Северинцев остановился и нахмурился, вслушиваясь в разговор.
— Лучше умереть, чем переливать! В Царствии Небесном мы воссоединимся вновь! И таким, как вы, там не будет места!
— Операция проводится под аппаратом искусственного кровообращения, донорская кровь нужна и во время операции, и после, для восстановления объема. А кровезаменители в вашем случае…
— Любой Свидетель Иеговы знает про перфторан! — перебила женщина. — Вы идете против Бога, предлагая мне грех!
— Я предлагаю сохранить жизнь вашему ребенку, — устало сказал Валерий. — Зачем вы дали ребенку имя Ева, если обрекаете ее на смерть?
— Вы хоть раз открыли Библию? — кипятилась тётка. — Там и только там указания, как нам всем жить! А в двадцать девятом стихе Деяний, в пятнадцатой главе сказано: «воздерживаться от крови»! Кровь принадлежит Богу и только Богу! Вы хотите спорить с самим Иеговой? Будете разговаривать с моим адвокатом, если не понимаете элементарные вещи, которые я пытаюсь вам донести! Это религиозная дискриминация, уважаемый! Я написала заявление, что вам еще нужно? И если я узнаю, что по каким-то причинам вы пошли против моей воли… — женщина надвинулась на Лисовицкого, будто собралась его задушить голыми руками.
— Ваша дочь — аллергик, — не сдавался Валера. — Перфторан ей противопоказан. Пока мы будем перебирать варианты, выясняя, что ей подойдет, а что нет, уйдет драгоценное время. Вы теряете его сейчас, пытаясь говорить со мной о том, в чем совершенно не компетентны. У нее гемоглобин — сорок восемь, вы понимаете, что это такое, или нет? Я в последний раз поясняю вам. Ваш отказ от переливания означает, что вы своими руками убиваете ребенка. И моими также.
— Согласиться на донорскую кровь, значит отказаться от Бога! — яростно выкрикнула женщина. — Еве не нужна кровь! Ей нужен Бог!

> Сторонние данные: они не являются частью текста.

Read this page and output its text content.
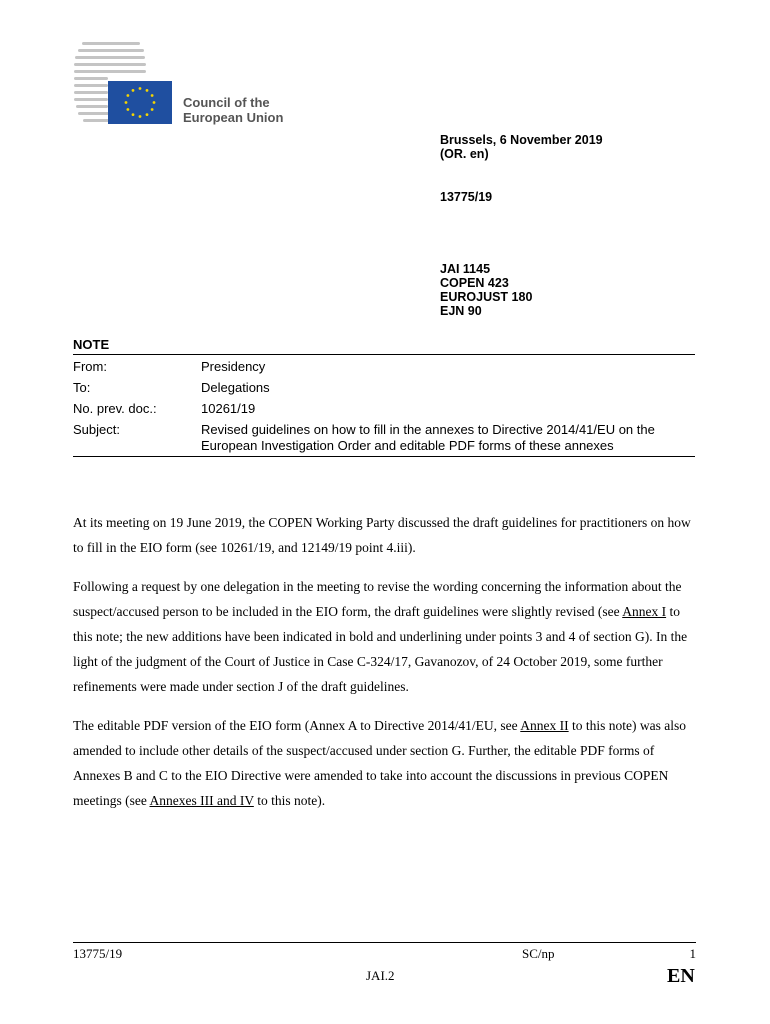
Council of the
European Union
Brussels, 6 November 2019
(OR. en)
13775/19
JAI 1145
COPEN 423
EUROJUST 180
EJN 90
NOTE
From:	Presidency
To:	Delegations
No. prev. doc.:	10261/19
Subject:	Revised guidelines on how to fill in the annexes to Directive 2014/41/EU on the European Investigation Order and editable PDF forms of these annexes

At its meeting on 19 June 2019, the COPEN Working Party discussed the draft guidelines for practitioners on how to fill in the EIO form (see 10261/19, and 12149/19 point 4.iii).

Following a request by one delegation in the meeting to revise the wording concerning the information about the suspect/accused person to be included in the EIO form, the draft guidelines were slightly revised (see Annex I to this note; the new additions have been indicated in bold and underlining under points 3 and 4 of section G). In the light of the judgment of the Court of Justice in Case C-324/17, Gavanozov, of 24 October 2019, some further refinements were made under section J of the draft guidelines.

The editable PDF version of the EIO form (Annex A to Directive 2014/41/EU, see Annex II to this note) was also amended to include other details of the suspect/accused under section G. Further, the editable PDF forms of Annexes B and C to the EIO Directive were amended to take into account the discussions in previous COPEN meetings (see Annexes III and IV to this note).

13775/19	SC/np	1
JAI.2	EN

— Я думал, ей нужна жизнь, — тихо сказал Лисовицкий. Мне не верите, спросите вон у него, — он указал на подошедшего Северинцева, — это лучший кардиохирург клиники!
— Да мне плевать, кто он! Повторяю, посмеете пойти против моей воли — пойдёте по этапу.
— Валерий Алексеевич, это бесполезно. — Северинцев даже ухом не повёл и просто оттащил разгневанного Лисовицкого в сторону, — если ей угодно потерять ребёнка, значит так тому и быть. Идти против этой фанатичной дуры, равносильно самоубийству. Так что это бесполезняк. Топай давай в отделение и не порть себе нервы.
— Сань, может ты возьмёшься. Девочка такая хорошенькая. Жалко потерять.
— Валера, ты же знаешь, что после того что произошло три года назад, я принципиально не оперирую Свидетелей Иеговы и членов их семей. Поверь, мне вполне хватило того случая. Помнишь, когда я проигнорировал требование родственников пациента не переливать кровь? Я спас его — да! Но потом замучался по судам бегать. И если бы не мой адвокат, вообще неизвестно чем бы дело кончилось. Нет ничего хуже медико-юридических столкновений, я тебе говорю!